RESUMEN

Most of the single point mutations of the LMNA gene are associated with distinct muscular dystrophies, marked by heterogenous phenotypes but primarily the loss and symmetric weakness of skeletal muscle tissue. The molecular mechanism and phenotype-genotype relationships in these muscular dystrophies are poorly understood. An effort has been here to delineating the adaptation of mechanical inputs into biological response by mutant cells of lamin A associated muscular dystrophy. In this study, we implement engineered smooth and pattern surfaces of particular young modulus to mimic muscle physiological range. Using fluorescence and atomic force microscopy, we present distinct architecture of the actin filament along with abnormally distorted cell and nuclear shape in mutants, which showed a tendency to deviate from wild type cells. Topographic features of pattern surface antagonize the binding of the cell with it.

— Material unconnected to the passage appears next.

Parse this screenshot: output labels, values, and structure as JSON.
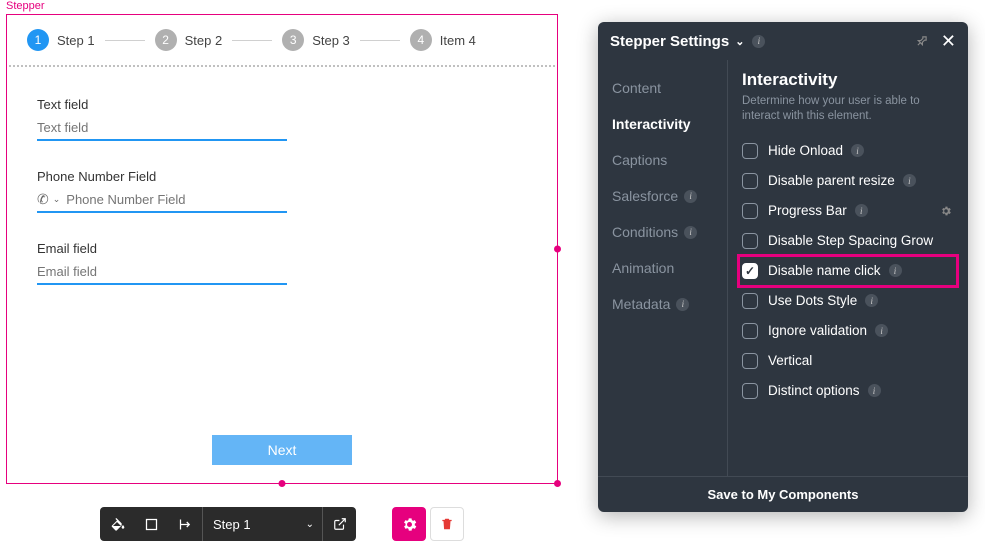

Correspondingly, from the analysis of genome wide expression data in wild type and mutant cells, we report differential expression of the gene products of the structural components of cell adhesion as well as LINC (linkers of nucleoskeleton and cytoskeleton) protein complexes. This study also reveals mis expressed downstream signaling processes in mutant cells, which could potentially lead to onset of the disease upon the application of engineered materials to substitute the role of conventional cues in instilling cellular behaviors in muscular dystrophies. Collectively, these data support the notion that lamin A is essential for proper cellular mechanotransduction from extracellular environment to the genome and impairment of the muscle cell differentiation in the pathogenic mechanism for lamin A associated muscular dystrophy.